Nginx bidirectional authentication configuration

In addition to configuring the server’s certificate, we see that the fileserver is configured with a client certificate that is used to issue the root certificate of the client certificate. In principle, the certificate should be generated by the service provider itself, rather than by other public agencies , The service provider to generate this certificate, used to issue a certificate to pay customers, customers get the certificate before they can use the appropriate service, the configuration completed the need to open ssl_verify_client switch to verify the identity of customers.

Two-way authentication process

Two-way authentication is the server and the client through mutual authentication each other’s certificate to ensure that the other’s credible, the certification process as shown in Figure 4:

SSL bidirectional authentication process

The premise of two-way authentication is to get the other side of the root certificate, that is, issue a certificate, and then use the certificate issued to verify the other party’s certificate is credible.

Fileserver SSL

Fileserver use two-way SSL encryption, the root certificate is generated by their own, the client’s root certificate is generated by their own, in which case, the client and the service root certificate can be the same, so more convenient.

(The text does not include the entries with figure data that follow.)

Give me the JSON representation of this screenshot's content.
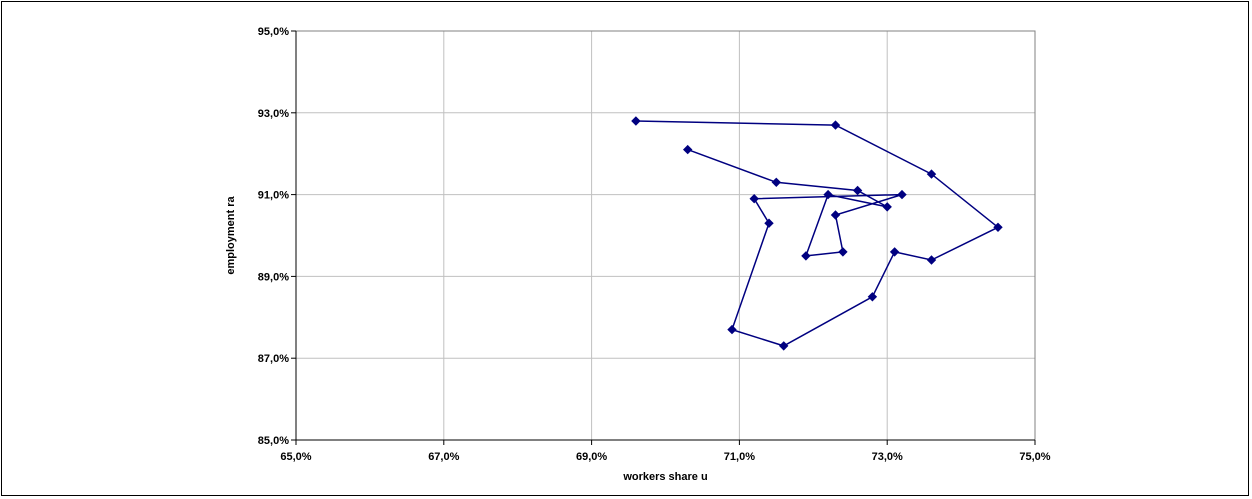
{
  "chart_data": {
    "type": "scatter",
    "xlabel": "workers share u",
    "ylabel": "employment ra",
    "xlim": [
      0.65,
      0.75
    ],
    "ylim": [
      0.85,
      0.95
    ],
    "x_ticks": [
      0.65,
      0.67,
      0.69,
      0.71,
      0.73,
      0.75
    ],
    "y_ticks": [
      0.85,
      0.87,
      0.89,
      0.91,
      0.93,
      0.95
    ],
    "x_tick_labels": [
      "65,0%",
      "67,0%",
      "69,0%",
      "71,0%",
      "73,0%",
      "75,0%"
    ],
    "y_tick_labels": [
      "85,0%",
      "87,0%",
      "89,0%",
      "91,0%",
      "93,0%",
      "95,0%"
    ],
    "grid": true,
    "connected": true,
    "marker": "diamond",
    "series_color": "#000080",
    "series": [
      {
        "x": [
          0.696,
          0.723,
          0.736,
          0.745,
          0.736,
          0.731,
          0.728,
          0.716,
          0.709,
          0.714,
          0.712,
          0.732,
          0.723,
          0.724,
          0.719,
          0.722,
          0.73,
          0.726,
          0.715,
          0.703
        ],
        "y": [
          0.928,
          0.927,
          0.915,
          0.902,
          0.894,
          0.896,
          0.885,
          0.873,
          0.877,
          0.903,
          0.909,
          0.91,
          0.905,
          0.896,
          0.895,
          0.91,
          0.907,
          0.911,
          0.913,
          0.921
        ]
      }
    ]
  }
}
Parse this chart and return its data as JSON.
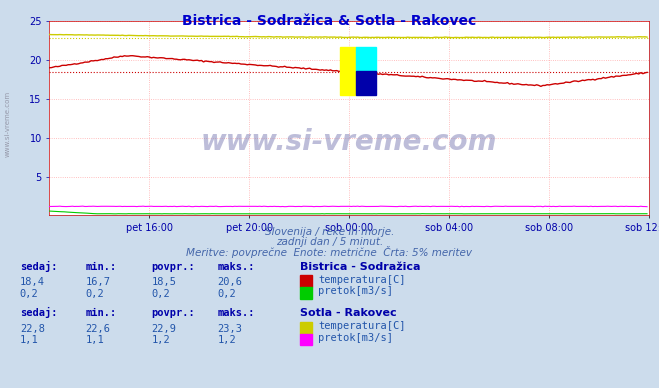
{
  "title": "Bistrica - Sodražica & Sotla - Rakovec",
  "title_color": "#0000cc",
  "bg_color": "#ccdcec",
  "plot_bg_color": "#ffffff",
  "grid_color": "#ffaaaa",
  "grid_style": ":",
  "xlabel_ticks": [
    "pet 16:00",
    "pet 20:00",
    "sob 00:00",
    "sob 04:00",
    "sob 08:00",
    "sob 12:00"
  ],
  "ylabel_min": 0,
  "ylabel_max": 25,
  "ylabel_ticks": [
    5,
    10,
    15,
    20,
    25
  ],
  "n_points": 288,
  "bistrica_temp_color": "#cc0000",
  "bistrica_flow_color": "#00cc00",
  "sotla_temp_color": "#cccc00",
  "sotla_flow_color": "#ff00ff",
  "watermark": "www.si-vreme.com",
  "watermark_color": "#8888bb",
  "watermark_alpha": 0.55,
  "subtitle1": "Slovenija / reke in morje.",
  "subtitle2": "zadnji dan / 5 minut.",
  "subtitle3": "Meritve: povprečne  Enote: metrične  Črta: 5% meritev",
  "subtitle_color": "#4466aa",
  "table_header_color": "#0000aa",
  "table_value_color": "#2255aa",
  "station1_name": "Bistrica - Sodražica",
  "station2_name": "Sotla - Rakovec",
  "s1_sedaj": "18,4",
  "s1_min": "16,7",
  "s1_povpr": "18,5",
  "s1_maks": "20,6",
  "s1_flow_sedaj": "0,2",
  "s1_flow_min": "0,2",
  "s1_flow_povpr": "0,2",
  "s1_flow_maks": "0,2",
  "s2_sedaj": "22,8",
  "s2_min": "22,6",
  "s2_povpr": "22,9",
  "s2_maks": "23,3",
  "s2_flow_sedaj": "1,1",
  "s2_flow_min": "1,1",
  "s2_flow_povpr": "1,2",
  "s2_flow_maks": "1,2",
  "bistrica_avg": 18.5,
  "sotla_avg": 22.9
}
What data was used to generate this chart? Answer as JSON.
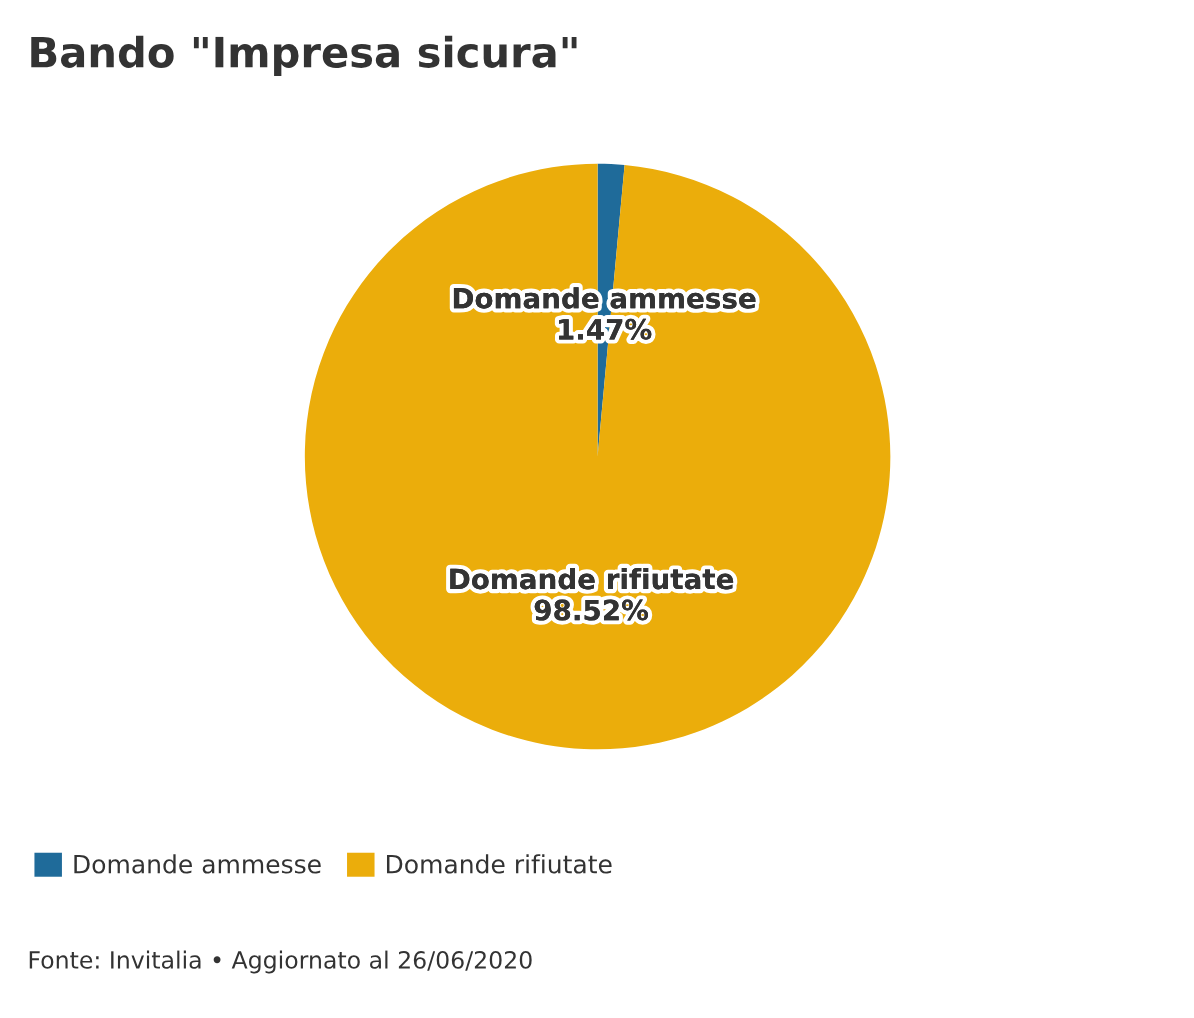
{
  "chart_data": {
    "type": "pie",
    "title": "Bando \"Impresa sicura\"",
    "categories": [
      "Domande ammesse",
      "Domande rifiutate"
    ],
    "values": [
      1.47,
      98.52
    ],
    "value_labels": [
      "1.47%",
      "98.52%"
    ],
    "colors": [
      "#1f6b9a",
      "#ebad0b"
    ],
    "legend": "bottom left",
    "annotations": [
      "Fonte: Invitalia • Aggiornato al 26/06/2020"
    ]
  }
}
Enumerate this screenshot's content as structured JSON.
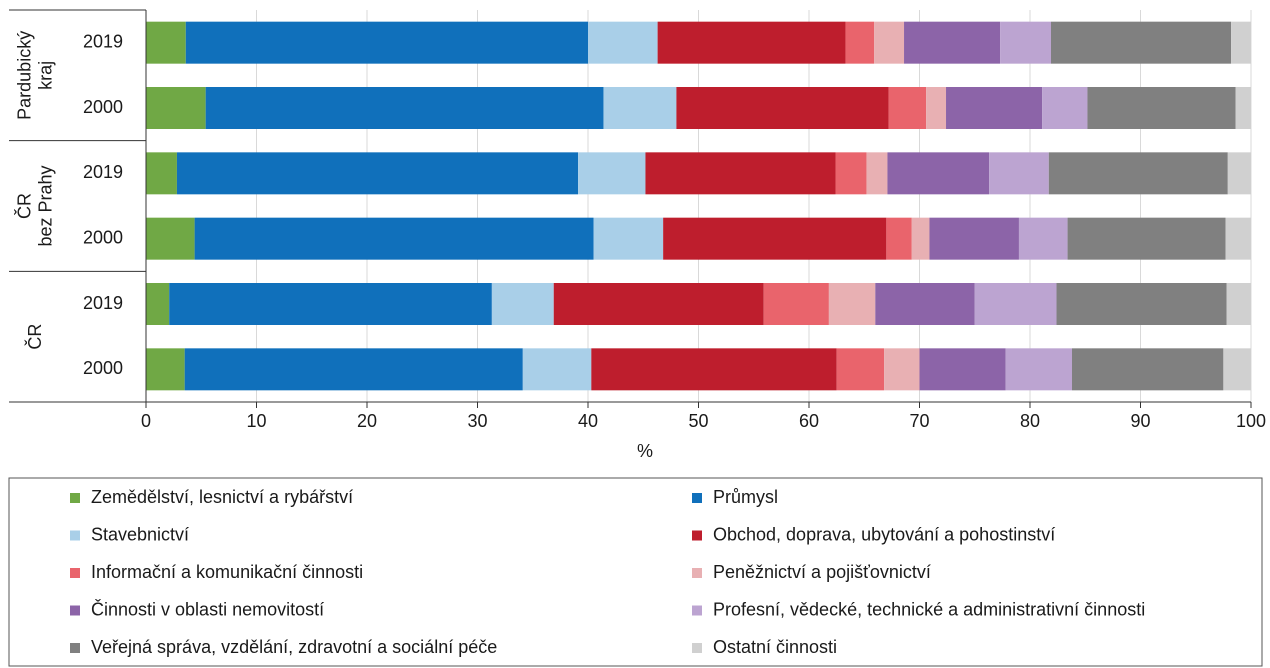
{
  "chart_data": {
    "type": "stacked-barh",
    "x_label": "%",
    "groups": [
      {
        "lines": [
          "Pardubický",
          "kraj"
        ]
      },
      {
        "lines": [
          "ČR",
          "bez Prahy"
        ]
      },
      {
        "lines": [
          "ČR"
        ]
      }
    ],
    "categories": [
      "2019",
      "2000",
      "2019",
      "2000",
      "2019",
      "2000"
    ],
    "xlim": [
      0,
      100
    ],
    "xticks": [
      0,
      10,
      20,
      30,
      40,
      50,
      60,
      70,
      80,
      90,
      100
    ],
    "grid": true,
    "series": [
      {
        "name": "Zemědělství, lesnictví a rybářství",
        "color": "#70a845",
        "values": [
          3.6,
          5.4,
          2.8,
          4.4,
          2.1,
          3.5
        ]
      },
      {
        "name": "Průmysl",
        "color": "#1070bb",
        "values": [
          36.4,
          36.0,
          36.3,
          36.1,
          29.2,
          30.6
        ]
      },
      {
        "name": "Stavebnictví",
        "color": "#a9cfe8",
        "values": [
          6.3,
          6.6,
          6.1,
          6.3,
          5.6,
          6.2
        ]
      },
      {
        "name": "Obchod, doprava, ubytování a pohostinství",
        "color": "#be1e2d",
        "values": [
          17.0,
          19.2,
          17.2,
          20.2,
          19.0,
          22.2
        ]
      },
      {
        "name": "Informační a komunikační činnosti",
        "color": "#e9646c",
        "values": [
          2.6,
          3.4,
          2.8,
          2.3,
          5.9,
          4.3
        ]
      },
      {
        "name": "Peněžnictví a pojišťovnictví",
        "color": "#e8b0b3",
        "values": [
          2.7,
          1.8,
          1.9,
          1.6,
          4.2,
          3.2
        ]
      },
      {
        "name": "Činnosti v oblasti nemovitostí",
        "color": "#8c64a8",
        "values": [
          8.7,
          8.7,
          9.2,
          8.1,
          9.0,
          7.8
        ]
      },
      {
        "name": "Profesní, vědecké, technické a administrativní činnosti",
        "color": "#bca4d1",
        "values": [
          4.6,
          4.1,
          5.4,
          4.4,
          7.4,
          6.0
        ]
      },
      {
        "name": "Veřejná správa, vzdělání, zdravotní a sociální péče",
        "color": "#808080",
        "values": [
          16.3,
          13.4,
          16.2,
          14.3,
          15.4,
          13.7
        ]
      },
      {
        "name": "Ostatní činnosti",
        "color": "#d0d0d0",
        "values": [
          1.8,
          1.4,
          2.1,
          2.3,
          2.2,
          2.5
        ]
      }
    ]
  }
}
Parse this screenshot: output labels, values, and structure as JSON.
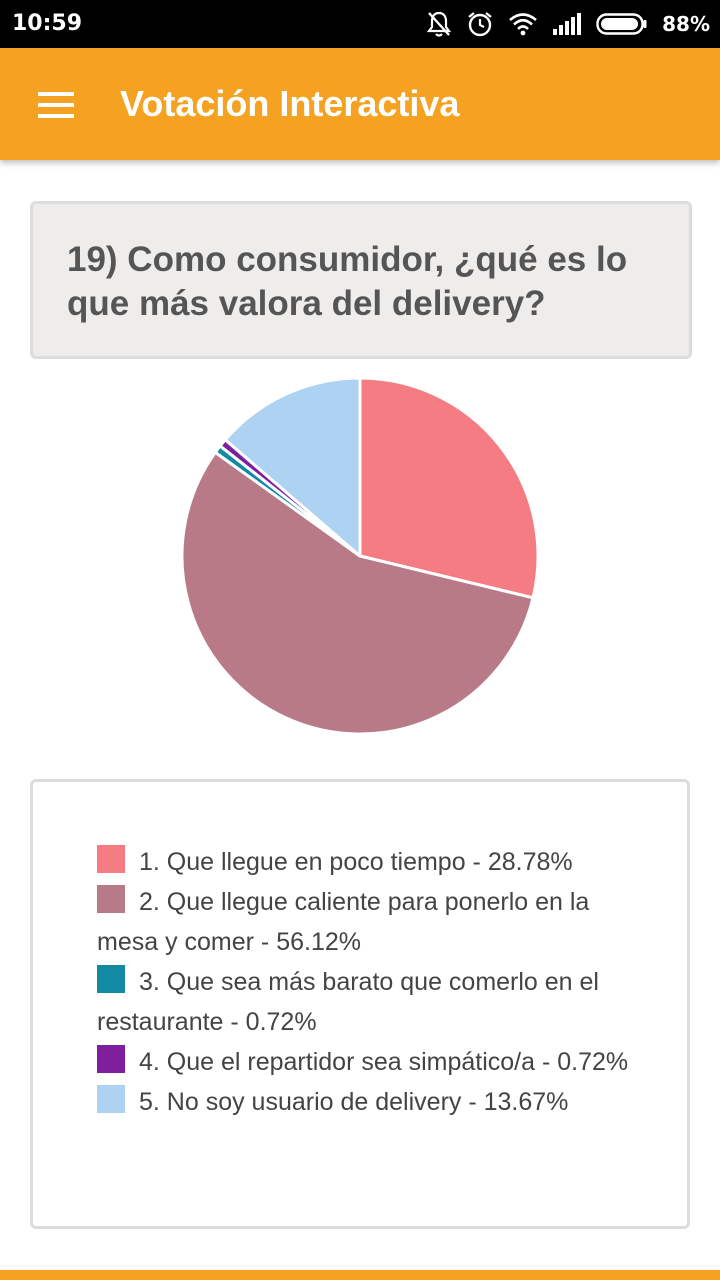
{
  "status_bar": {
    "time": "10:59",
    "battery": "88%",
    "icons": [
      "bell-off-icon",
      "alarm-icon",
      "wifi-icon",
      "signal-icon",
      "battery-icon"
    ]
  },
  "app_bar": {
    "title": "Votación Interactiva",
    "menu_icon": "menu-icon",
    "color": "#f5a223"
  },
  "question": {
    "text": "19) Como consumidor, ¿qué es lo que más valora del delivery?"
  },
  "chart_data": {
    "type": "pie",
    "slices": [
      {
        "label": "1. Que llegue en poco tiempo - 28.78%",
        "value": 28.78,
        "color": "#f67c83"
      },
      {
        "label": "2. Que llegue caliente para ponerlo en la mesa y comer - 56.12%",
        "value": 56.12,
        "color": "#b97a88"
      },
      {
        "label": "3. Que sea más barato que comerlo en el restaurante - 0.72%",
        "value": 0.72,
        "color": "#128aa3"
      },
      {
        "label": "4. Que el repartidor sea simpático/a - 0.72%",
        "value": 0.72,
        "color": "#7f1f9e"
      },
      {
        "label": "5. No soy usuario de delivery - 13.67%",
        "value": 13.67,
        "color": "#add2f2"
      }
    ],
    "legend_placement": "bottom"
  }
}
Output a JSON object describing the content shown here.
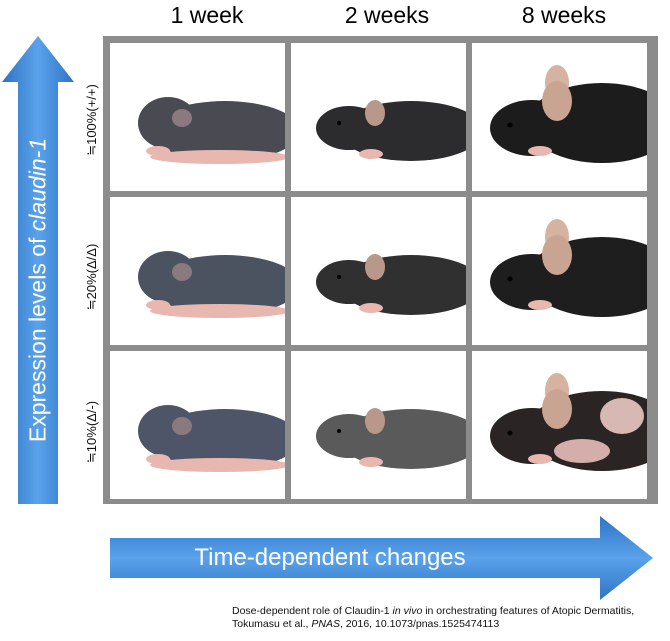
{
  "columns": [
    "1 week",
    "2 weeks",
    "8 weeks"
  ],
  "rows": [
    "≒100%(+/+)",
    "≒20%(Δ/Δ)",
    "≒10%(Δ/-)"
  ],
  "vertical_axis": {
    "prefix": "Expression levels of ",
    "gene": "claudin-1"
  },
  "horizontal_axis": {
    "label": "Time-dependent changes"
  },
  "caption": {
    "line1_a": "Dose-dependent role of Claudin-1 ",
    "line1_italic": "in vivo",
    "line1_b": " in orchestrating features of Atopic Dermatitis,",
    "line2_a": "Tokumasu et al., ",
    "line2_journal": "PNAS",
    "line2_b": ", 2016, 10.1073/pnas.1525474113"
  },
  "colors": {
    "arrow": "#3a86d6",
    "grid_border": "#8c8c8c",
    "mouse_dark": "#2a2a2a",
    "mouse_skin": "#e8b8b0"
  },
  "images": [
    [
      "mouse-pup-1wk-wildtype",
      "mouse-2wk-wildtype",
      "mouse-adult-8wk-wildtype"
    ],
    [
      "mouse-pup-1wk-20pct",
      "mouse-2wk-20pct",
      "mouse-adult-8wk-20pct"
    ],
    [
      "mouse-pup-1wk-10pct",
      "mouse-2wk-10pct",
      "mouse-adult-8wk-10pct-patchy"
    ]
  ]
}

From Figure 3 we see that the server sends the client certificate is server.cert, the server’s private key stored in the server.pkey, the client’s root certificate is CA.cert, the client’s certificate must be by this CA.cert Certificate issued.

Nginx configuration

As shown in Figure 3.

Server certificate

Server-side certificate is server.cert, in the fileserver_v2 svn there is a key directory, which saved the client side of the client’s certificate information, we can package the server’s root certificate server / CA.cert into their own browser’s trusted In the root certificate , to verify the server’s certificate.

Client certificate

Client certificate stored in the key /device/ directory below, we need to configure the client’s root certificate in nginx, used to verify the credibility of the customer, we also need to import the browser above the user’s personal certificate /device/device .cert, when we send the request to the server, we carry the certificate, so that the server to verify our identity.

Here because the fileserver key directory below the user’s personal certificate in the password, so when the importation of personal certificates is not allowed to pass, and the password we do not know, but also can be used, we can use the client’s root certificate issued a New certificate, so the password is dispensable, we still can through the server-side of the verification.